Disability is not a disease — it is an inevitable part of the human experience. By attending the Projects for All workshop in November 2020, I learned some critical and necessary steps to achieving inclusion and promoting the rights of PWDs. First, one must identify the problem particular to your society and culture. It was on this basis that the “Listen to Me” workshop, funded by a YES Projects for All grant, was born. My team and I embarked on a campaign to expose people in Gombe to the notions of disability inclusion and rights, and to educate people about what this negligence costs our society and will keep costing us if we don’t start taking steps towards inclusion. People with disabilities do not need charity, but equal opportunities and equal rights. Equal opportunities for education, jobs, public life, and accommodations will support PWDs in reaching their fullest potential and being seen as human beings.
Listen to Me brought more than 60 high school students with and without disabilities from the Special Education Centre and Pen Resource Academy together for a one-day workshop on inclusion.
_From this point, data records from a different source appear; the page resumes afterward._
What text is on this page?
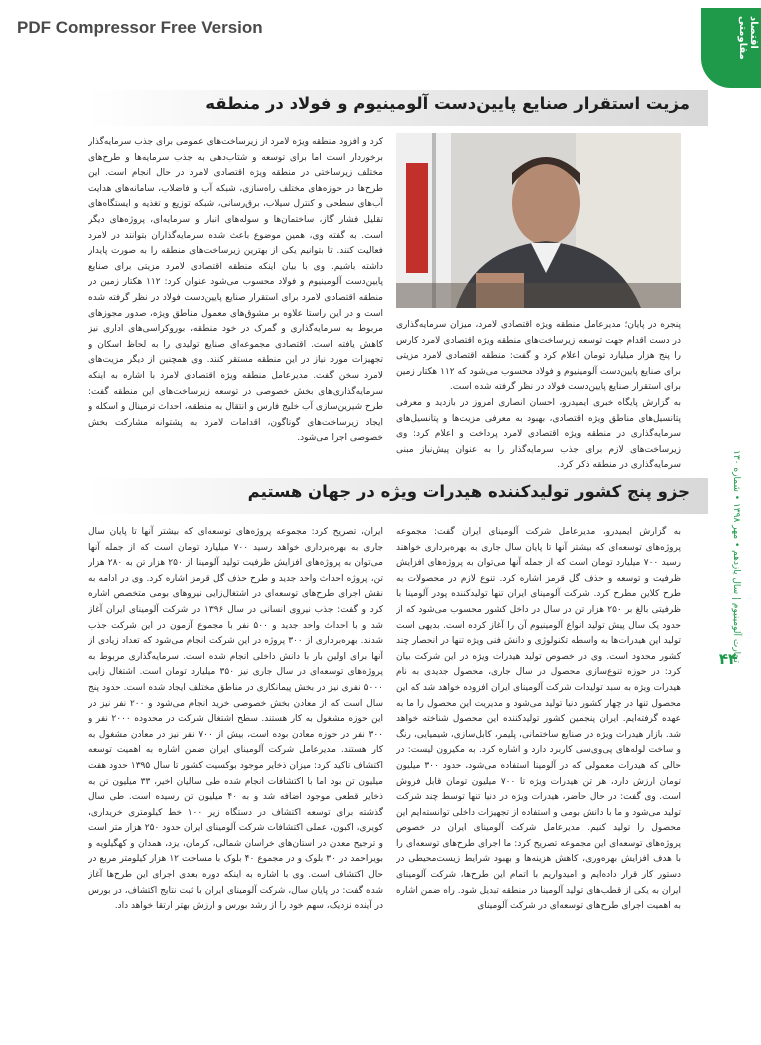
PDF Compressor Free Version	اقتصاد مقاومتی
تجارت آلومینیوم | سال یازدهم • مهر ۱۳۹۸ • شماره ۱۳۰
۴۴
مزیت استقرار صنایع پایین‌دست آلومینیوم و فولاد در منطقه

کرد و افزود منطقه ویژه لامرد از زیرساخت‌های عمومی برای جذب سرمایه‌گذار برخوردار است اما برای توسعه و شتاب‌دهی به جذب سرمایه‌ها و طرح‌های مختلف زیرساختی در منطقه ویژه اقتصادی لامرد در حال انجام است. این طرح‌ها در حوزه‌های مختلف راه‌سازی، شبکه آب و فاضلاب، سامانه‌های هدایت آب‌های سطحی و کنترل سیلاب، برق‌رسانی، شبکه توزیع و تغذیه و ایستگاه‌های تقلیل فشار گاز، ساختمان‌ها و سوله‌های انبار و سرمایه‌ای، پروژه‌های دیگر است. به گفته وی، همین موضوع باعث شده سرمایه‌گذاران بتوانند در لامرد فعالیت کنند. تا بتوانیم یکی از بهترین زیرساخت‌های منطقه را به صورت پایدار داشته باشیم. وی با بیان اینکه منطقه اقتصادی لامرد مزیتی برای صنایع پایین‌دست آلومینیوم و فولاد محسوب می‌شود عنوان کرد: ۱۱۲ هکتار زمین در منطقه اقتصادی لامرد برای استقرار صنایع پایین‌دست فولاد در نظر گرفته شده است و در این راستا علاوه بر مشوق‌های معمول مناطق ویژه، صدور مجوزهای مربوط به سرمایه‌گذاری و گمرک در خود منطقه، بوروکراسی‌های اداری نیز کاهش یافته است. اقتصادی مجموعه‌ای صنایع تولیدی را به لحاظ اسکان و تجهیزات مورد نیاز در این منطقه مستقر کنند. وی همچنین از دیگر مزیت‌های لامرد سخن گفت. مدیرعامل منطقه ویژه اقتصادی لامرد با اشاره به اینکه سرمایه‌گذاری‌های بخش خصوصی در توسعه زیرساخت‌های این منطقه گفت: طرح شیرین‌سازی آب خلیج فارس و انتقال به منطقه، احداث ترمینال و اسکله و ایجاد زیرساخت‌های گوناگون، اقدامات لامرد به پشتوانه مشارکت بخش خصوصی اجرا می‌شود.

پنجره در پایان؛ مدیرعامل منطقه ویژه اقتصادی لامرد، میزان سرمایه‌گذاری در دست اقدام جهت توسعه زیرساخت‌های منطقه ویژه اقتصادی لامرد کارس را پنج هزار میلیارد تومان اعلام کرد و گفت: منطقه اقتصادی لامرد مزیتی برای صنایع پایین‌دست آلومینیوم و فولاد محسوب می‌شود که ۱۱۲ هکتار زمین برای استقرار صنایع پایین‌دست فولاد در نظر گرفته شده است.

به گزارش پایگاه خبری ایمیدرو، احسان انصاری امروز در بازدید و معرفی پتانسیل‌های مناطق ویژه اقتصادی، بهبود به معرفی مزیت‌ها و پتانسیل‌های سرمایه‌گذاری در منطقه ویژه اقتصادی لامرد پرداخت و اعلام کرد: وی زیرساخت‌های لازم برای جذب سرمایه‌گذار را به عنوان پیش‌نیاز مبنی سرمایه‌گذاری در منطقه ذکر کرد.

جزو پنج کشور تولیدکننده هیدرات ویژه در جهان هستیم

به گزارش ایمیدرو، مدیرعامل شرکت آلومینای ایران گفت: مجموعه پروژه‌های توسعه‌ای که بیشتر آنها تا پایان سال جاری به بهره‌برداری خواهند رسید ۷۰۰ میلیارد تومان است که از جمله آنها می‌توان به پروژه‌های افزایش ظرفیت و توسعه و حذف گل قرمز اشاره کرد. تنوع لازم در محصولات به طرح کلاین مطرح کرد. شرکت آلومینای ایران تنها تولیدکننده پودر آلومینا با ظرفیتی بالغ بر ۲۵۰ هزار تن در سال در داخل کشور محسوب می‌شود که از حدود یک سال پیش تولید انواع آلومینیوم آن را آغاز کرده است. بدیهی است تولید این هیدرات‌ها به واسطه تکنولوژی و دانش فنی ویژه تنها در انحصار چند کشور محدود است. وی در خصوص تولید هیدرات ویژه در این شرکت بیان کرد: در حوزه تنوع‌سازی محصول در سال جاری، محصول جدیدی به نام هیدرات ویژه به سبد تولیدات شرکت آلومینای ایران افزوده خواهد شد که این محصول تنها در چهار کشور دنیا تولید می‌شود و مدیریت این محصول را ما به عهده گرفته‌ایم. ایران پنجمین کشور تولیدکننده این محصول شناخته خواهد شد. بازار هیدرات ویژه در صنایع ساختمانی، پلیمر، کابل‌سازی، شیمیایی، رنگ و ساخت لوله‌های پی‌وی‌سی کاربرد دارد و اشاره کرد. به مکیرون لیست: در حالی که هیدرات معمولی که در آلومینا استفاده می‌شود، حدود ۳۰۰ میلیون تومان ارزش دارد، هر تن هیدرات ویژه تا ۷۰۰ میلیون تومان قابل فروش است. وی گفت: در حال حاضر، هیدرات ویژه در دنیا تنها توسط چند شرکت تولید می‌شود و ما با دانش بومی و استفاده از تجهیزات داخلی توانسته‌ایم این محصول را تولید کنیم. مدیرعامل شرکت آلومینای ایران در خصوص پروژه‌های توسعه‌ای این مجموعه تصریح کرد: ما اجرای طرح‌های توسعه‌ای را با هدف افزایش بهره‌وری، کاهش هزینه‌ها و بهبود شرایط زیست‌محیطی در دستور کار قرار داده‌ایم و امیدواریم با اتمام این طرح‌ها، شرکت آلومینای ایران به یکی از قطب‌های تولید آلومینا در منطقه تبدیل شود. راه ضمن اشاره به اهمیت اجرای طرح‌های توسعه‌ای در شرکت آلومینای

ایران، تصریح کرد: مجموعه پروژه‌های توسعه‌ای که بیشتر آنها تا پایان سال جاری به بهره‌برداری خواهد رسید ۷۰۰ میلیارد تومان است که از جمله آنها می‌توان به پروژه‌های افزایش ظرفیت تولید آلومینا از ۲۵۰ هزار تن به ۲۸۰ هزار تن، پروژه احداث واحد جدید و طرح حذف گل قرمز اشاره کرد. وی در ادامه به نقش اجرای طرح‌های توسعه‌ای در اشتغال‌زایی نیروهای بومی متخصص اشاره کرد و گفت: جذب نیروی انسانی در سال ۱۳۹۶ در شرکت آلومینای ایران آغاز شد و با احداث واحد جدید و ۵۰۰ نفر با مجموع آزمون در این شرکت جذب شدند. بهره‌برداری از ۳۰۰ پروژه در این شرکت انجام می‌شود که تعداد زیادی از آنها برای اولین بار با دانش داخلی انجام شده است. سرمایه‌گذاری مربوط به پروژه‌های توسعه‌ای در سال جاری نیز ۳۵۰ میلیارد تومان است. اشتغال زایی ۵۰۰۰ نفری نیز در بخش پیمانکاری در مناطق مختلف ایجاد شده است. حدود پنج سال است که از معادن بخش خصوصی خرید انجام می‌شود و ۲۰۰ نفر نیز در این حوزه مشغول به کار هستند. سطح اشتغال شرکت در محدوده ۲۰۰۰ نفر و ۳۰۰ نفر در حوزه معادن بوده است، بیش از ۷۰۰ نفر نیز در معادن مشغول به کار هستند. مدیرعامل شرکت آلومینای ایران ضمن اشاره به اهمیت توسعه اکتشاف تاکید کرد: میزان ذخایر موجود بوکسیت کشور تا سال ۱۳۹۵ حدود هفت میلیون تن بود اما با اکتشافات انجام شده طی سالیان اخیر، ۳۳ میلیون تن به ذخایر قطعی موجود اضافه شد و به ۴۰ میلیون تن رسیده است. طی سال گذشته برای توسعه اکتشاف در دستگاه زیر ۱۰۰ خط کیلومتری خریداری، کویری، اکبون، عملی اکتشافات شرکت آلومینای ایران حدود ۲۵۰ هزار متر است و ترجیح معدن در استان‌های خراسان شمالی، کرمان، یزد، همدان و کهگیلویه و بویراحمد در ۳۰ بلوک و در مجموع ۴۰ بلوک با مساحت ۱۲ هزار کیلومتر مربع در حال اکتشاف است. وی با اشاره به اینکه دوره بعدی اجرای این طرح‌ها آغاز شده گفت: در پایان سال، شرکت آلومینای ایران با ثبت نتایج اکتشاف، در بورس در آینده نزدیک، سهم خود را از رشد بورس و ارزش بهتر ارتقا خواهد داد.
The workshop began with an inclusive classroom lecture to demonstrate to participants what an inclusive classroom feels and looks like, and show that persons with disabilities are just as intellectual as their peers without disabilities. This was followed by games that taught participants some sign language and fostered teamwork and a spirit of cooperation. During the Navigating the World session, students with disabilities shared their experiences and the challenges they have faced because of the discriminatory culture and negligence from family. But it also featured success stories — stories of overcoming challenges and excelling. At the end of the session, the students worked together to brainstorm other solutions to these challenges.
Inclusion cannot be achieved in a day, but it is now the responsibility of these students to push the ripple effect out to others that they know. It’s “all hands on deck” to achieve an inclusive society.